If you were uncertain that fall has arrived, it definitely has up here in Minnesota! Saturday morning we woke up to frost and today has just been pretty dreary and rainy. We definitely needed something hearty, warming and comforting to fill us up tonight!
Soup was definitely in order... but I needed to find a recipe that had some weight to it - after flipping through some of our options, we both decided this Brat, Beer and Cheese Soup fit the bill, especially since I didn't need to buy anything extra!
Inside of our big Dutch oven, sliced carrots, chopped celery and onion bounce around in olive oil until they were quite tender. A couple cloves of minced garlic were tossed in, and as soon as it's aroma was present, all-purpose flour is sprinkled over the vegetable mixture and allowed to cook out for just a minute to remove it's raw taste. A pound of cubed russet potatoes were added, followed by a combination of chicken broth and a bottle of beer (preference is up to you - whichever favorite kind that you think would add a pleasant depth should do well). After the potatoes were given a chance to become tender, yet still retain some texture, the soup is seasoned with a bit of chipotle pepper for a smoky heat, along with mustard powder for an intriguing background.

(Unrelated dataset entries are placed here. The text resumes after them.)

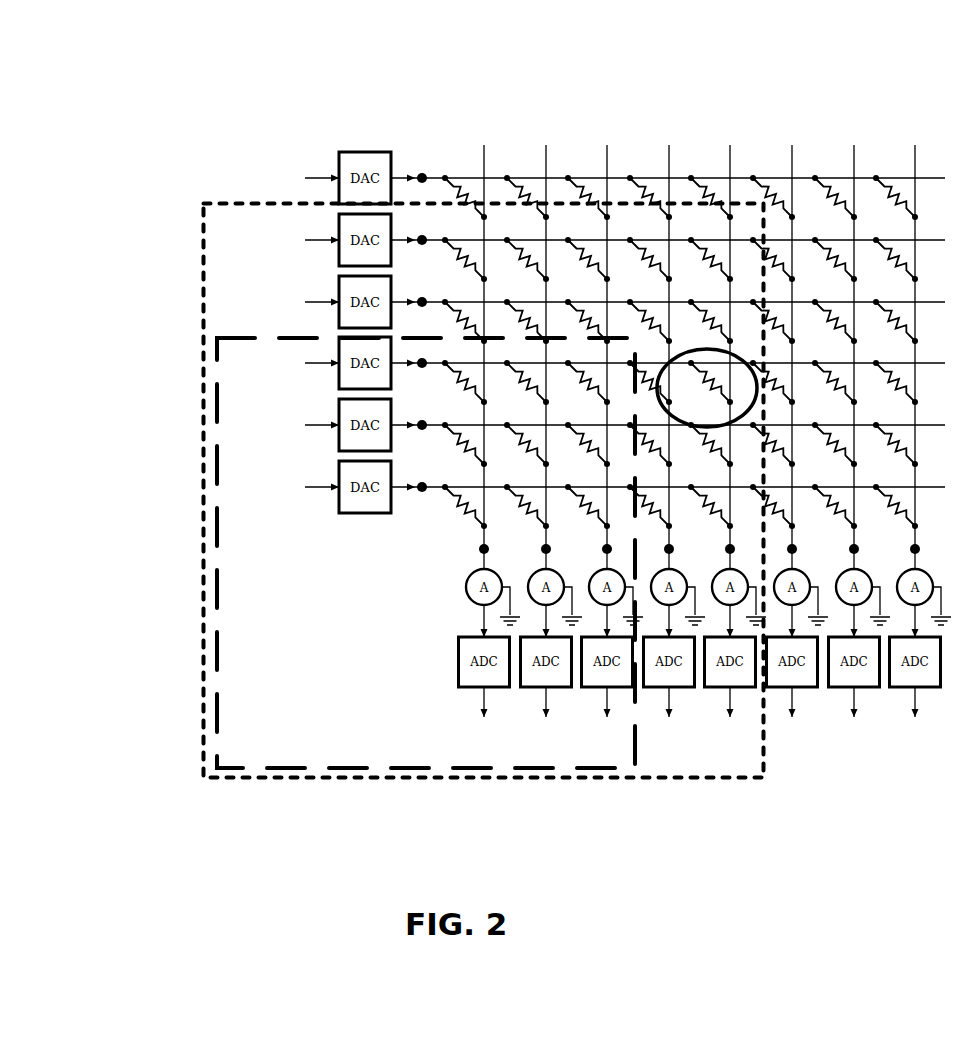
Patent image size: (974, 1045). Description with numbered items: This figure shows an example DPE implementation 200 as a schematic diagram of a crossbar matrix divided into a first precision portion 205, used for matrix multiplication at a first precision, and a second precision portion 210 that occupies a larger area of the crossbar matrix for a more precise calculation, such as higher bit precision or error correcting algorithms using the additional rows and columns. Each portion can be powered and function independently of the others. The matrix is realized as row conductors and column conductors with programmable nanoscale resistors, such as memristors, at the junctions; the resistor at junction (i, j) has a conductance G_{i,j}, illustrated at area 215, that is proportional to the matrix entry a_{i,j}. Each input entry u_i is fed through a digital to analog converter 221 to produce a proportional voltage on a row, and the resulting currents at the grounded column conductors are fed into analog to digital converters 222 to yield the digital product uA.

The DPE implementation 200 is at (594, 385).
The first precision portion 205 is at (237, 337).
The second precision portion 210 is at (200, 243).
The area of conductance G_{i,j} 215 is at (740, 350).
The digital to analog converters (DAC) 221 is at (354, 543).
The analog to digital converters (ADCs) 222 is at (432, 662).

For a creamy edge with a bite, milk and just a touch of Worcestershire sauce is stirred it - if you are feeling a little decadent, swirl in some half-and-half instead of the milk... that was my plan at least, until the container I pulled out of the refrigerator was empty (! - and it wasn't me who put an empty container back). A few generous handfuls of cheddar cheese are slowly stirred in, off heat, to melt into the soup for a sharp contrast. A couple cups worth of the vegetables are then removed from the soup and pureed to give the soup a voluptuous body. If you wanted a soup that was more thin, skip this part, but we both agreed that the added texture was worth that step. Cooked and sliced links of bratwurst sausage were added to the soup, along with the puree, and the pot was placed back over the heat long enough to warm everything through.
The beer brought a subtle, but noticeable, background tang to the soup that caught our attention - the soup also definitely benefited from that thicker body with those pureed vegetables. It helped to suspend those remaining chunky pieces so they didn't fall right to the bottom. In this homey and very comforting soup, if the brats don't get you excited, how about using kielbasa or going the more smoky route by crisping up a few slices of bacon to add on top first, then using their drippings to soften the vegetables?